- Oil Firms Owe Banks N6.1trn, Banks Move to Takeover
Oil companies owe lenders over N6 trillion, according to a new detail from the Central Bank of Nigeria Financial Stability report, 2018.
The report shows N1.235 trillion debt was incurred by the sector in recent months while N4.89 trillion was the total debt profile of the sector during the 2016 economic recession.
However, following President Muhammadu Buhari calls for the recapitalisation of the sector, in an effort to open it up for more investment opportunities, banks have started pushing for recovery and have issued several takeover notes in recent months.
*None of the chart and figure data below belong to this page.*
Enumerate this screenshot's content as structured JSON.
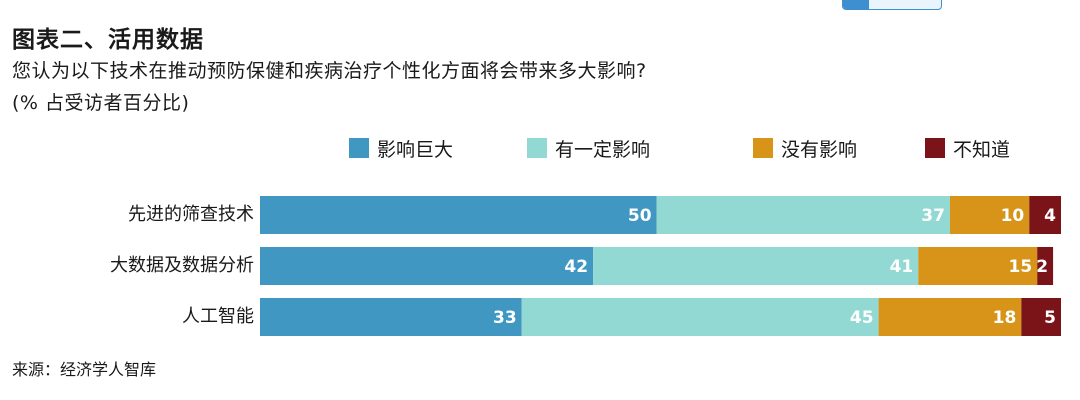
{
  "header": {
    "title": "图表二、活用数据",
    "subtitle": "您认为以下技术在推动预防保健和疾病治疗个性化方面将会带来多大影响?",
    "unit_note": "(% 占受访者百分比)"
  },
  "footer": {
    "source": "来源：经济学人智库"
  },
  "chart_data": {
    "type": "bar",
    "orientation": "horizontal",
    "stacked": true,
    "categories": [
      "先进的筛查技术",
      "大数据及数据分析",
      "人工智能"
    ],
    "series": [
      {
        "name": "影响巨大",
        "color": "#3f97c2",
        "values": [
          50,
          42,
          33
        ]
      },
      {
        "name": "有一定影响",
        "color": "#93d9d3",
        "values": [
          37,
          41,
          45
        ]
      },
      {
        "name": "没有影响",
        "color": "#d79419",
        "values": [
          10,
          15,
          18
        ]
      },
      {
        "name": "不知道",
        "color": "#7a1419",
        "values": [
          4,
          2,
          5
        ]
      }
    ],
    "xlim": [
      0,
      101
    ],
    "legend": "top",
    "grid": false
  }
}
An anonymous source familiar with the situation said: “Oil firms form the major part of their (banks’) heavy debtors’ list and they have written some of us with non-performing loans to prepare for the worst.”
Despite non-performing loans in the banking sector declining by over 51 percent in one year, oil firms’ non-performing loans remained substantially high.
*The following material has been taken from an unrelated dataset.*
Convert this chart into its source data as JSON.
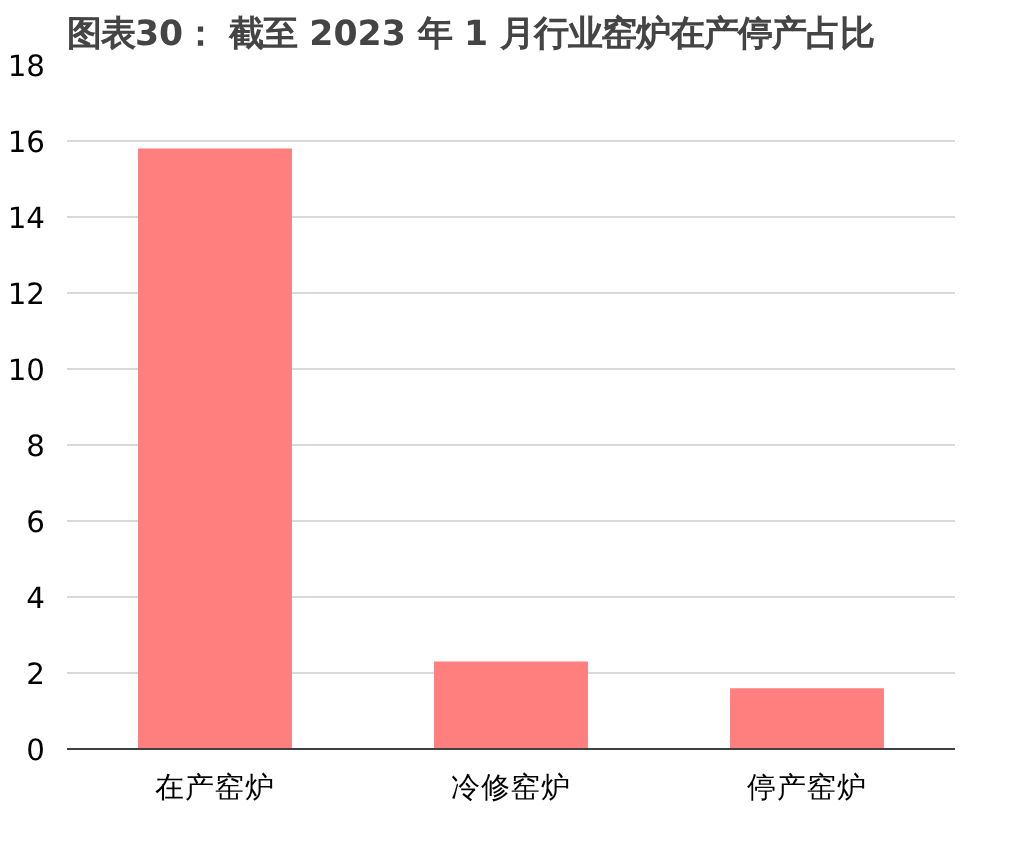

Buhari, during the Council of Ministers of African Petroleum Producers’ Organisation held in Abuja in December, had canvased for $1 billion recapitalisation of the energy sector amid weak investment opportunities.
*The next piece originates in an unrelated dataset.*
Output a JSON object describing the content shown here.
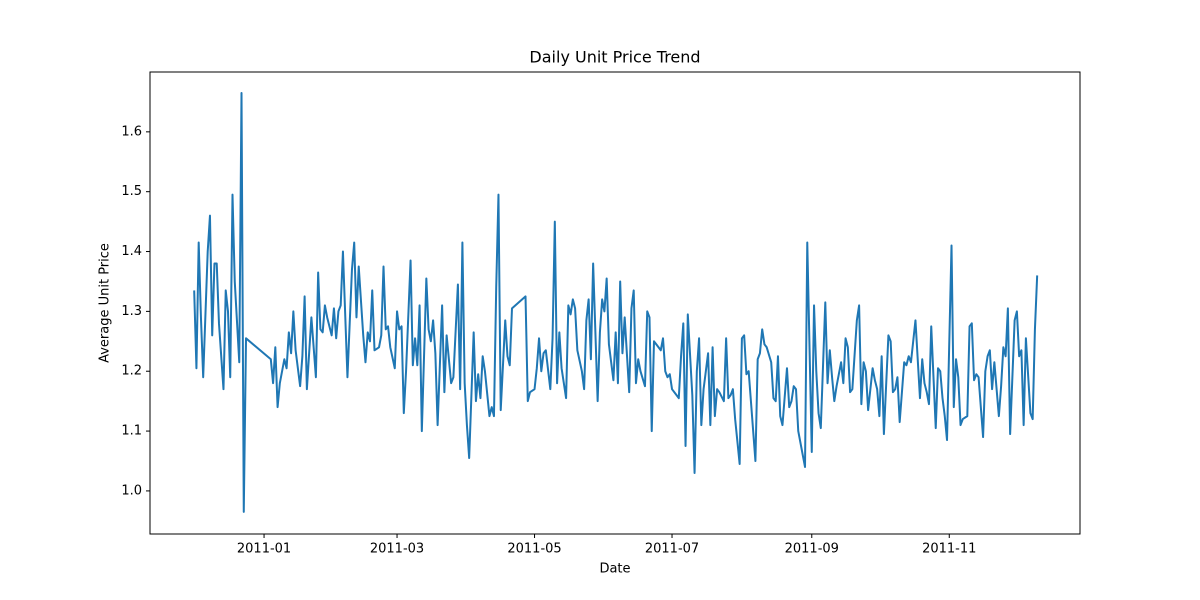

He said, “Among the changes introduced are the opening up of equity ownership to private and financial institutions; recapitalisation of equity to $1 bn and the establishment of a new board of directors with membership from both the public and private sectors.
“In other words, the AEICORP shall not be solely owned by sovereign countries of APPO anymore. It is now to be owned by both sovereign and private investors.”
The president explained that the shift in energy source is hurting investment opportunities on the continent in spite of growing oil discoveries.
“This is happening at a time Africa is finding more oil and gas. Without the required funds, these reserves will remain in the ground, untapped and not accessed, while our people go without energy,” Buhari said.
He added, “I need not remind you that Africa has over 600 million out of the 850 million people in the world who do not have access to modern energy.
“We need to exploit what we have to take our people out of energy poverty, and by extension economic poverty.”